The number of combatants in World War One was unprecedented. Not only did the world have more people in it than ever before, but nations were willing to place ever greater demands on that population to gain the upper hand. Throughout the war recruitment campaigns and conscription were used to keep these colossal armies supplied with men. These graphs reveal just how successfully powers on all sides were in mobilising huge numbers of men compared to the numbers prepared at the outset.
Allied Divisions 1914-18
By 1917 the Russian Empire had come to an end as a result of the Revolution and the country’s new communist government had withdrawn it from the war. The Imperial Army had divided between the various factions of the Revolution and its former soldiers would go on fighting one another in the Russian Civil War until 1922.

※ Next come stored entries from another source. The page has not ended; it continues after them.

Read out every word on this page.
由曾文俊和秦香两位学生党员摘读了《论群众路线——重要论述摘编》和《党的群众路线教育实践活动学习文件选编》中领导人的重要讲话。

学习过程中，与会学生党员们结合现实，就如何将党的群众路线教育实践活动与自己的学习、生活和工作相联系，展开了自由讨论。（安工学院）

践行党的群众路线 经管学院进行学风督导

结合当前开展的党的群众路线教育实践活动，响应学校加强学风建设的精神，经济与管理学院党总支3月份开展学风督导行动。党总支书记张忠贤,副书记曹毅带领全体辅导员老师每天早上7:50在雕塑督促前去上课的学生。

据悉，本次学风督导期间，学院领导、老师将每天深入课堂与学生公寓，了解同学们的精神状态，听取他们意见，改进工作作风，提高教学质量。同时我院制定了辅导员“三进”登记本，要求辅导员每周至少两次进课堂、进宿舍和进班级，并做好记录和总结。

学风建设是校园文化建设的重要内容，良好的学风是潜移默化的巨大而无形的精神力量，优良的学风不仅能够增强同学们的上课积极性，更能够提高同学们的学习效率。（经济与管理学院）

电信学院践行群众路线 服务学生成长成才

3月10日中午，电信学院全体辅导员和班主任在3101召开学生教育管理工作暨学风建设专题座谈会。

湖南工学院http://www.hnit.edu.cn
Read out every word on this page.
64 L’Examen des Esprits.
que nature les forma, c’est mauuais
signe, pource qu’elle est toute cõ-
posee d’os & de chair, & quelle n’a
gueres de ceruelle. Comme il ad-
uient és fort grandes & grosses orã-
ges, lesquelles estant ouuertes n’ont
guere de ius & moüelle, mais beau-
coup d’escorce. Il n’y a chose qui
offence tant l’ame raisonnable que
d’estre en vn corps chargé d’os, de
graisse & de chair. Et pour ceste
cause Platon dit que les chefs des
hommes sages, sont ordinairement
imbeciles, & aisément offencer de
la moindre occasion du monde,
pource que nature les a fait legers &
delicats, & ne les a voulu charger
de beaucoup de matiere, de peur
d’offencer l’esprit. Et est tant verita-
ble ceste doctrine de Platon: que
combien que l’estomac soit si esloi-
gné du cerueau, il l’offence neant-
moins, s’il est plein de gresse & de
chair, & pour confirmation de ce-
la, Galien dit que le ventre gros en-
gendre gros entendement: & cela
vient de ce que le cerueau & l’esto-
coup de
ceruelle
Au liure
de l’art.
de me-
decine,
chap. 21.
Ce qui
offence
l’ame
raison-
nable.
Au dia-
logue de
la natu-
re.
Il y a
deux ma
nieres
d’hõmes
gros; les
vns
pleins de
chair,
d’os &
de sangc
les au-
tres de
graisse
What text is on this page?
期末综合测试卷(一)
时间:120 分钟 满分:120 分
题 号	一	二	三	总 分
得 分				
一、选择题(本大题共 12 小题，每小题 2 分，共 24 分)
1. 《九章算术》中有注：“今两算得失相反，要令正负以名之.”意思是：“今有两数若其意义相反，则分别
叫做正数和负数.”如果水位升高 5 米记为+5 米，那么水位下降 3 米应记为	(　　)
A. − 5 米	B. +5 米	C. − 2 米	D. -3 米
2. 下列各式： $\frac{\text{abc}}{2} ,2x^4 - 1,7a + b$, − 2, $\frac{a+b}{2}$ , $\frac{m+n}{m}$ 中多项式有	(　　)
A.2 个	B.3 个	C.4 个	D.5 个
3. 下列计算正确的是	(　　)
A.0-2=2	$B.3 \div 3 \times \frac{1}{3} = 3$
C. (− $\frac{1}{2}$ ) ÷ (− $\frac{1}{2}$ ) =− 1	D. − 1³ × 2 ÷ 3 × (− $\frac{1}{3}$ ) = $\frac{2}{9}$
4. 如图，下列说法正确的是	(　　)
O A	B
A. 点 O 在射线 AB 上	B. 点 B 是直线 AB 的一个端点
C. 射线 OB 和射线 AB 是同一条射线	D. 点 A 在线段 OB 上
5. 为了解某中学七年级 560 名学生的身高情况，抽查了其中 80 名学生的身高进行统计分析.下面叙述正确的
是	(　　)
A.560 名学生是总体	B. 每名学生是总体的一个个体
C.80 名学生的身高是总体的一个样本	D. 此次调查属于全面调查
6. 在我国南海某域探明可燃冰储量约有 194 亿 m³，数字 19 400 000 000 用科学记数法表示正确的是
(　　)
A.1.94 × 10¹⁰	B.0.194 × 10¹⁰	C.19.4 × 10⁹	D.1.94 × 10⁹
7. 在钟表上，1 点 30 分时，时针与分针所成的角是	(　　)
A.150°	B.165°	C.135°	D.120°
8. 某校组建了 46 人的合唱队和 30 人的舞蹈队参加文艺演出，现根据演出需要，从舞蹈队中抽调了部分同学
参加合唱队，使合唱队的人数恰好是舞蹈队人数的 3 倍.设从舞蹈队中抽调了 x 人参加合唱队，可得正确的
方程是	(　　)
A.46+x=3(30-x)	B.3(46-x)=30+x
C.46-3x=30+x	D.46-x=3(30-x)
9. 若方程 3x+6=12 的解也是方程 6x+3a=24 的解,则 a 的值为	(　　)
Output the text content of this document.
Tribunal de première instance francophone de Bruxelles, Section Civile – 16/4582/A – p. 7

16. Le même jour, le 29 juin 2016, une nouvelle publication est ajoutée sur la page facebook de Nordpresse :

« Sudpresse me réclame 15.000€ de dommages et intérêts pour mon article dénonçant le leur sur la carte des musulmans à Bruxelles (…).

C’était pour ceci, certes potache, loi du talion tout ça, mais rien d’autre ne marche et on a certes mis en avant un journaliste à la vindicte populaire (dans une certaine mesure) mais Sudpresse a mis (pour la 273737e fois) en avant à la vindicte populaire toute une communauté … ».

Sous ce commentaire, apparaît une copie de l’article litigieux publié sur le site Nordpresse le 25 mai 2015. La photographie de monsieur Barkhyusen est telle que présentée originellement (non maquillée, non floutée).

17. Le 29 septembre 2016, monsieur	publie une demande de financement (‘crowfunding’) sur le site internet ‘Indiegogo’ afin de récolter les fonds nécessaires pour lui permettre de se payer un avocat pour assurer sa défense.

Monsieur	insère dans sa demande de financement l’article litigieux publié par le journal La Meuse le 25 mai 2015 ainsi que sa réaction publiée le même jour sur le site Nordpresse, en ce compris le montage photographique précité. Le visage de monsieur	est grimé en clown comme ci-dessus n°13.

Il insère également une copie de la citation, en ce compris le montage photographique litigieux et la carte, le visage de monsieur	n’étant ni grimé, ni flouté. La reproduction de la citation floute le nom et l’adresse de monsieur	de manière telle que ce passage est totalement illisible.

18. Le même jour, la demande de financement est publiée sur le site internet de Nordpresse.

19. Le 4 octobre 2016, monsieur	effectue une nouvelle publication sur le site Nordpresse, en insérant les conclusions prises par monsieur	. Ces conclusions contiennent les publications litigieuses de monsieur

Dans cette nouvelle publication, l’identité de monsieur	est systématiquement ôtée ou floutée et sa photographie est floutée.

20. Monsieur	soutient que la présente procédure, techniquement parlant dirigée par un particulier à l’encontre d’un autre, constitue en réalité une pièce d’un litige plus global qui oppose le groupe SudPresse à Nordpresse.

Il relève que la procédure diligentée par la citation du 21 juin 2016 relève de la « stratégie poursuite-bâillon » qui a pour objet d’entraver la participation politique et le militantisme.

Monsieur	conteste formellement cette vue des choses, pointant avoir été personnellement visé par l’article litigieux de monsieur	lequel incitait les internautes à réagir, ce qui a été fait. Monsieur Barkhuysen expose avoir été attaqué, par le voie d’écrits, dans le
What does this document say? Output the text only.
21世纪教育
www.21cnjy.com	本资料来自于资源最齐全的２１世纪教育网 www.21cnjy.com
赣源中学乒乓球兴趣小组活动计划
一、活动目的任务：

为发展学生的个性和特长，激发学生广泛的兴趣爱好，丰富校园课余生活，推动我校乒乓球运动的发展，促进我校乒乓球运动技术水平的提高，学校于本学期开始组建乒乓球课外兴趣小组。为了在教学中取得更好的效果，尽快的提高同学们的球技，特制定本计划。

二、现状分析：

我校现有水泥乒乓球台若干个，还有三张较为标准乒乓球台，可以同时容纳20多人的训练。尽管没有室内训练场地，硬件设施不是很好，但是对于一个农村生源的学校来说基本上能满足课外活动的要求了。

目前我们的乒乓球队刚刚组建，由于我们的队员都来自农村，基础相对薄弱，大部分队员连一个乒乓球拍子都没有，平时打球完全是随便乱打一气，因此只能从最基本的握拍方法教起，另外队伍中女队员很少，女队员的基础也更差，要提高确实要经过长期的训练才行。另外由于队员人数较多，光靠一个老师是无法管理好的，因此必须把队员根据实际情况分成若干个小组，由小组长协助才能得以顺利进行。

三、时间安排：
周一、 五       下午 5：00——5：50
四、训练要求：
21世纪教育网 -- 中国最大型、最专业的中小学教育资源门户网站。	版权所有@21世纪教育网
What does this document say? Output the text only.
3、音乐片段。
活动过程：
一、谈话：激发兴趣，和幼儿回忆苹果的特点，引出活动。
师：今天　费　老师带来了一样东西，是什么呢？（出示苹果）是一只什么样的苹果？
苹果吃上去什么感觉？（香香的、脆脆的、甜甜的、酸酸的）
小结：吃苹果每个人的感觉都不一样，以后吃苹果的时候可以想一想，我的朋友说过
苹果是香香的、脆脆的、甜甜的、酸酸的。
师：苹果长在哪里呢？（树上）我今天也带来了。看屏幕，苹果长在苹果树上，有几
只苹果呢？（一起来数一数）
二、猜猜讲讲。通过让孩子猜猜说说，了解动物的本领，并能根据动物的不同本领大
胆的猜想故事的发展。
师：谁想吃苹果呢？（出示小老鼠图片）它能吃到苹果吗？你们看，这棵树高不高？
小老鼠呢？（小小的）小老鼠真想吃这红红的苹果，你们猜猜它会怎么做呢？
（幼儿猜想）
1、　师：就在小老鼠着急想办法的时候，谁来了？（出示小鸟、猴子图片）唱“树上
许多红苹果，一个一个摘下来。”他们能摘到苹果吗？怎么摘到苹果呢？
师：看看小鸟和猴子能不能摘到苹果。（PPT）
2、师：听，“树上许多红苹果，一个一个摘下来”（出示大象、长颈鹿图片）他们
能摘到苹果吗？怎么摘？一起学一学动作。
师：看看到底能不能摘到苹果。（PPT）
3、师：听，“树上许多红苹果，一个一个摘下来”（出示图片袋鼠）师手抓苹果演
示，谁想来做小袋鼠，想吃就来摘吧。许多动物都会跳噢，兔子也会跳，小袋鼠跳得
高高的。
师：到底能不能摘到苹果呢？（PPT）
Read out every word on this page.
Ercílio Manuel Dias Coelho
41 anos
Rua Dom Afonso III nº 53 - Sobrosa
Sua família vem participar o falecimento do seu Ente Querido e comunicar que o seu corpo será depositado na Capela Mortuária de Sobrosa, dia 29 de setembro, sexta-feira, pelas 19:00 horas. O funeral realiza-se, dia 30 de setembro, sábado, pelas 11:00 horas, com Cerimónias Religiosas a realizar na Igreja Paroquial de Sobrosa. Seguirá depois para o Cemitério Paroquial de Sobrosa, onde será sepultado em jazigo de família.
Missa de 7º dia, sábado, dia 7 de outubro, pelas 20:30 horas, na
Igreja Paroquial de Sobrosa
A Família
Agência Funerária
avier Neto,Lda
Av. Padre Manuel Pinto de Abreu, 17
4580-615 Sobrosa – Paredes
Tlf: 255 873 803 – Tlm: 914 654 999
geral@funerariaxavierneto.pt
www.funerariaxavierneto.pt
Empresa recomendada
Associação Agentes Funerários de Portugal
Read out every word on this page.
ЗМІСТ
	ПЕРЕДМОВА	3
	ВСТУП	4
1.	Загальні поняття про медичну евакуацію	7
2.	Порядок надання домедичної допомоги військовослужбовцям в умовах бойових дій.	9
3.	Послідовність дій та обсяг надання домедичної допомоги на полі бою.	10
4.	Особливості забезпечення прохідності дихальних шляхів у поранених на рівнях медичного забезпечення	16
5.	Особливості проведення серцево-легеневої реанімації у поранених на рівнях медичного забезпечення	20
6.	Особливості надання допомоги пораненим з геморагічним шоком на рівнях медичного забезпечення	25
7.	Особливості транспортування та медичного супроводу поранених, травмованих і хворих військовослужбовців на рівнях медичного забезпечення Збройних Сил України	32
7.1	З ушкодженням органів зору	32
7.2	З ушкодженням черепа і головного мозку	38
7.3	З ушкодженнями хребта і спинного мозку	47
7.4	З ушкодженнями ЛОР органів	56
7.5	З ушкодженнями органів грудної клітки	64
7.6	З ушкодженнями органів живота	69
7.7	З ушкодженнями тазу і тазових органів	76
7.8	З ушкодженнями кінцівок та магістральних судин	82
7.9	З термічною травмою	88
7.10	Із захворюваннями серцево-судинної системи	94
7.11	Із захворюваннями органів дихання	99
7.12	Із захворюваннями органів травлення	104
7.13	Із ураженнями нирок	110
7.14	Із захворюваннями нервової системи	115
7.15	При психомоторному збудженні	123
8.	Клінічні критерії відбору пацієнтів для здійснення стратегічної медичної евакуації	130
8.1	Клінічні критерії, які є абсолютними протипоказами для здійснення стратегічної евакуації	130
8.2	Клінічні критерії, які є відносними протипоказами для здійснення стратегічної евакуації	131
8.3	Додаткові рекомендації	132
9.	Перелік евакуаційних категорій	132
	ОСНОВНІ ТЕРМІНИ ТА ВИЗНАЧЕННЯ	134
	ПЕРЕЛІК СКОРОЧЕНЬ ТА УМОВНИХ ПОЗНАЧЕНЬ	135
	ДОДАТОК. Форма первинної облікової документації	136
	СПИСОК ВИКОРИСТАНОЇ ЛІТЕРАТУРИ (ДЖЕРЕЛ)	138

British Empire Divisions 1914-18
Until 1914 Britain had maintained a policy of keeping a very small but wholly voluntary professional army. The high casualty rates of World War One, however, made such an approach unfeasible and the British began to recruit new men in far greater quantities, eventually turning to conscription.
Central Powers Divisions 1914-18
Despite the large growth in German divisions, the Central Powers remained numerically inferior to the Allies throughout. This is especially notable given how poorly equipped and led the Austro-Hungarian Army was and that the Ottoman Empire had no real presence other than on its own frontiers.